ナイトは、ここからは綿密な描写を省いて話した。

「男の屋敷には、麻酔薬…今では麻薬と呼ばれているが、意識を混濁させる薬を飲まされた女性達が、たくさん集められていた。その女性達は、皆、一度あの墓地に埋葬された人々だったそうだ」

そう言って、ナイトは言葉を切り、子供達に言った。「さぁ、今日の話はここまでだ。怖い夢を観ないうちに、さっさとベッドに入れ。昼間に起きれなくなるぞ」

「僕、ルーゼリアみたいに強くなる!」ルディは目を輝かせて姉に言った。

「女性に向かって失礼よ」レナが弟の言葉を冷静にたしなめる。

実際、彼女は強いからな、とナイトは心の中で思いながら、部屋を出ようとした子供達に、「お休み」と声をかけた。

「お休みなさい」と、双子は声を揃えて答え、寝室に向かった。


キャッキャとじゃれ合うようにしながら書斎から出て来た子供達を見つけ、エリーゼは「こら。こんな時間まで何してたの?」と言った。

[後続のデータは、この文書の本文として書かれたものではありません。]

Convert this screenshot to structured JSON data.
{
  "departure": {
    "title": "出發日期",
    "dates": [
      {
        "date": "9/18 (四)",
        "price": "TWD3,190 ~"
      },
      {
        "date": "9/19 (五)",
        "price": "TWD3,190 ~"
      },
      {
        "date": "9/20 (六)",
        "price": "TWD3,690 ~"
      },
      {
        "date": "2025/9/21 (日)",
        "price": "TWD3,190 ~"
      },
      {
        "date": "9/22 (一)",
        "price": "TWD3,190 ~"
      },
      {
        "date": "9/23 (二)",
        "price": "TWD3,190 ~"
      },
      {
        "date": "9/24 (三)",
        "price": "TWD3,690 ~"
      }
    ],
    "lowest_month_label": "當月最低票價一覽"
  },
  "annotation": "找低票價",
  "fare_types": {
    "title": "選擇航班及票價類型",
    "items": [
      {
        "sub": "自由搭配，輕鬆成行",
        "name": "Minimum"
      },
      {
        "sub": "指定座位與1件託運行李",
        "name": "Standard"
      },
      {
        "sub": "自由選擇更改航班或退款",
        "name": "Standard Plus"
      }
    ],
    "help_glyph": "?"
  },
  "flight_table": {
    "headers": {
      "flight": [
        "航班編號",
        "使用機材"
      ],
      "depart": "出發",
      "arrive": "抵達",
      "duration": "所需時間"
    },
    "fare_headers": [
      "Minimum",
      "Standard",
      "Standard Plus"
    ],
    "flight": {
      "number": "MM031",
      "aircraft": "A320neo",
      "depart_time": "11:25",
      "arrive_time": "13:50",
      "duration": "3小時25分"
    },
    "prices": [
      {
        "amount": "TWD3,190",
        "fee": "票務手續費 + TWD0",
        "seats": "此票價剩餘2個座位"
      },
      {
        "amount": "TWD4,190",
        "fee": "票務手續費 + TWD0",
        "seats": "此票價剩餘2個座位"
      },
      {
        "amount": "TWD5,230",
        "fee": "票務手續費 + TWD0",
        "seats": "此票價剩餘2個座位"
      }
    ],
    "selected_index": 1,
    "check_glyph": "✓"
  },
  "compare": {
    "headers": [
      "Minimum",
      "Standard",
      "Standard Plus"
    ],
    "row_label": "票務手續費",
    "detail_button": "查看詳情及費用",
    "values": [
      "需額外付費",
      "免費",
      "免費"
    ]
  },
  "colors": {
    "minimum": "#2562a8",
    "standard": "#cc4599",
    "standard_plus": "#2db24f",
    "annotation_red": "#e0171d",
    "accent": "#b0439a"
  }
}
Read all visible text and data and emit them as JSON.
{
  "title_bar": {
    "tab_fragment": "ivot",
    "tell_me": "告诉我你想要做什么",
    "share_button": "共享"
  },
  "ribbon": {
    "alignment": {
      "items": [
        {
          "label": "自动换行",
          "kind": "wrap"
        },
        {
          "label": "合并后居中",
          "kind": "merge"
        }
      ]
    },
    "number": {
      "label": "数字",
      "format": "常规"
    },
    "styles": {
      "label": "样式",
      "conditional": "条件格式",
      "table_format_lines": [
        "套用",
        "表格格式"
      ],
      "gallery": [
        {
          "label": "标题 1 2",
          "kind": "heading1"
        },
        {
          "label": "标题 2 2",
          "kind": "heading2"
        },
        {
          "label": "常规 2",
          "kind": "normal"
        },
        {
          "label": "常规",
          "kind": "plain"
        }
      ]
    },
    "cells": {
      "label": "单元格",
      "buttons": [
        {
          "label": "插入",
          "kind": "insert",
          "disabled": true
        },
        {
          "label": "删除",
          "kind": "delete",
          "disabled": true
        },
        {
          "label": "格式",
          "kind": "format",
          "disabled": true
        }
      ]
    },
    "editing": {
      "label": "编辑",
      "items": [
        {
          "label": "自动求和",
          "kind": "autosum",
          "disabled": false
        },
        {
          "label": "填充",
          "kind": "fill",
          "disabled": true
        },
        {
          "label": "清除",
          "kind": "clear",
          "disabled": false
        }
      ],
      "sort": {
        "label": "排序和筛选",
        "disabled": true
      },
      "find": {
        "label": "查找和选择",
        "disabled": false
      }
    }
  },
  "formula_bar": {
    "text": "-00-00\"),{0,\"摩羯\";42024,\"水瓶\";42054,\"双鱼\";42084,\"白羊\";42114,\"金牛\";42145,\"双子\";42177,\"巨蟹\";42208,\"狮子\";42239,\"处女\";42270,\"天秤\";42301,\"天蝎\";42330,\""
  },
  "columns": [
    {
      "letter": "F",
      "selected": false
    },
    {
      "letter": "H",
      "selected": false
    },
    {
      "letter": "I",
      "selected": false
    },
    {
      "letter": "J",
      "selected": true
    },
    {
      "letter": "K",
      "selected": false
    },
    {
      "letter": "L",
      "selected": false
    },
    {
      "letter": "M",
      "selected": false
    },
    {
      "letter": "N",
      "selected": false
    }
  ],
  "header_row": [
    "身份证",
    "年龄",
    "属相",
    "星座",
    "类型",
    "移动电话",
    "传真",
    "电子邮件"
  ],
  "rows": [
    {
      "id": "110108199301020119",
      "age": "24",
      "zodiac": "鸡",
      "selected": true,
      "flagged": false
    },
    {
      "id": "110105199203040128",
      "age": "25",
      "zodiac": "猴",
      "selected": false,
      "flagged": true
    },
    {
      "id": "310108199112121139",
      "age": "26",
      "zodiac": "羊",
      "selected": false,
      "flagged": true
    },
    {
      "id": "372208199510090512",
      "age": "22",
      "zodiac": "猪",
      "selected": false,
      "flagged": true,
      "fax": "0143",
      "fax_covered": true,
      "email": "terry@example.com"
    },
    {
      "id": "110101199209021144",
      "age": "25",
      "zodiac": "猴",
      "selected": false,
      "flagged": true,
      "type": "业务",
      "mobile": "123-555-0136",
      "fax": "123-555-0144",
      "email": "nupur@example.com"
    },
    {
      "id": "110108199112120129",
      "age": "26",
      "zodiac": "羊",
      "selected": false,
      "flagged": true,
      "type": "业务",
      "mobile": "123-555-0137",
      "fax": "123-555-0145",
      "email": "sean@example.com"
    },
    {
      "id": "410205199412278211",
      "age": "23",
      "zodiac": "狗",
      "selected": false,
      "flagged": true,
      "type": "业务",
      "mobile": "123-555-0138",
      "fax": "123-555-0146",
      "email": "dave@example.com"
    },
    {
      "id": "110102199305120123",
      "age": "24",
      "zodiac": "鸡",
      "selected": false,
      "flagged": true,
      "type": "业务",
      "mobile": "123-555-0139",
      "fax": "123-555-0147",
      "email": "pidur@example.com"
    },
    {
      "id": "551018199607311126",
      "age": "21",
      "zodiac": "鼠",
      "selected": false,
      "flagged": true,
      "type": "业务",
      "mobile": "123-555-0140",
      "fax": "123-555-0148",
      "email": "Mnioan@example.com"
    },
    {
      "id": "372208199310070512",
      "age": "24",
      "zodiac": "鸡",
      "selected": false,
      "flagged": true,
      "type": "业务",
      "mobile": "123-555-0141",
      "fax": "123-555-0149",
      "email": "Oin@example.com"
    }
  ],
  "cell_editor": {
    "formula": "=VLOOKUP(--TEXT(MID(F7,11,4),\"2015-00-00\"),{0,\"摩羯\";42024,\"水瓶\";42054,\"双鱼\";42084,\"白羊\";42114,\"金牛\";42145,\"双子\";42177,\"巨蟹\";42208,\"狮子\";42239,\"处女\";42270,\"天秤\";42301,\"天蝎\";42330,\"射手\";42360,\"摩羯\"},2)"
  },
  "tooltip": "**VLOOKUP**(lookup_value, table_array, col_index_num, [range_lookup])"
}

「だって、父様の…」とルディが言いそうになったので、レナはすかさず弟の口をふさいで、「馬鹿」と注意した。

レナは、照れたような笑いを浮かべて、「ちょっと父様にお説教をされてたの。父様には、何も聞かないでね?」と母親に言って、片手をエリーゼの頬に伸ばした。

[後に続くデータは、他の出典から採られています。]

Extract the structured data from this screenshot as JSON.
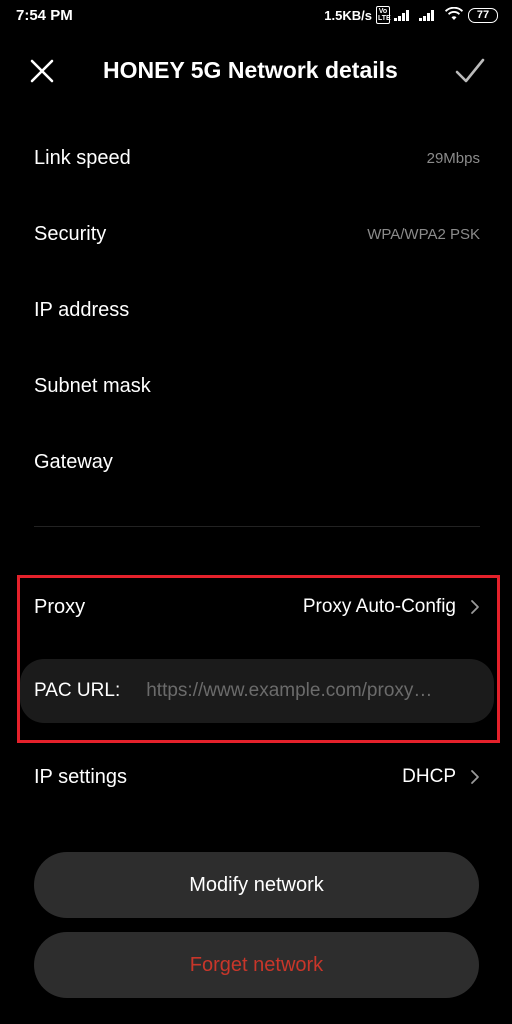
{
  "status_bar": {
    "time": "7:54 PM",
    "net_speed": "1.5KB/s",
    "volte_label": "Vo LTE",
    "battery": "77"
  },
  "header": {
    "title": "HONEY 5G Network details",
    "close_icon": "close-icon",
    "confirm_icon": "check-icon"
  },
  "details": [
    {
      "label": "Link speed",
      "value": "29Mbps"
    },
    {
      "label": "Security",
      "value": "WPA/WPA2 PSK"
    },
    {
      "label": "IP address",
      "value": ""
    },
    {
      "label": "Subnet mask",
      "value": ""
    },
    {
      "label": "Gateway",
      "value": ""
    }
  ],
  "proxy": {
    "label": "Proxy",
    "value": "Proxy Auto-Config"
  },
  "pac": {
    "label": "PAC URL:",
    "placeholder": "https://www.example.com/proxy…"
  },
  "ip_settings": {
    "label": "IP settings",
    "value": "DHCP"
  },
  "buttons": {
    "modify": "Modify network",
    "forget": "Forget network"
  },
  "colors": {
    "background": "#000000",
    "highlight": "#e4212b",
    "forget_text": "#c8362a",
    "button_bg": "#2d2d2d",
    "field_bg": "#1b1b1b"
  }
}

サインに気づいてエリーゼが身をかがめると、レナはエリーゼの左頬に、ルディは右頬にキスをして、「お休みなさい、母様」と言って廊下を歩いて行った。

また何か、私の知らないところで、子供達が年相応じゃなくなった気がする。エリーゼはそんなことを思いながら、レナの願い通り、書斎に立ち寄るのは止めにした。


翌朝、まだ前日の物語の興奮も冷めやらぬルディが、屋敷の庭に出て、丁度見回り中だった護衛のジャンに、「ねぇ、僕にも体術を教えて。アレックスが覚えてるような」と言い出した。

その声を子供部屋から聞いていたレナは、ルディが口を滑らせるんじゃないかと冷や冷やしていたが、ジャンはそう疑問も持たずにルディの願いを聞き入れてくれたようだ。

「ルディったら、すぐ影響されるんだから」と呟いては見たものの、レナだってこの休暇に魔術の訓練をしてもらっている。

「双子」と言うようなものだから、似たようなものかと思いながら、レナは反魔術を長続きさせるスペルを何度も口の中で唱えていた。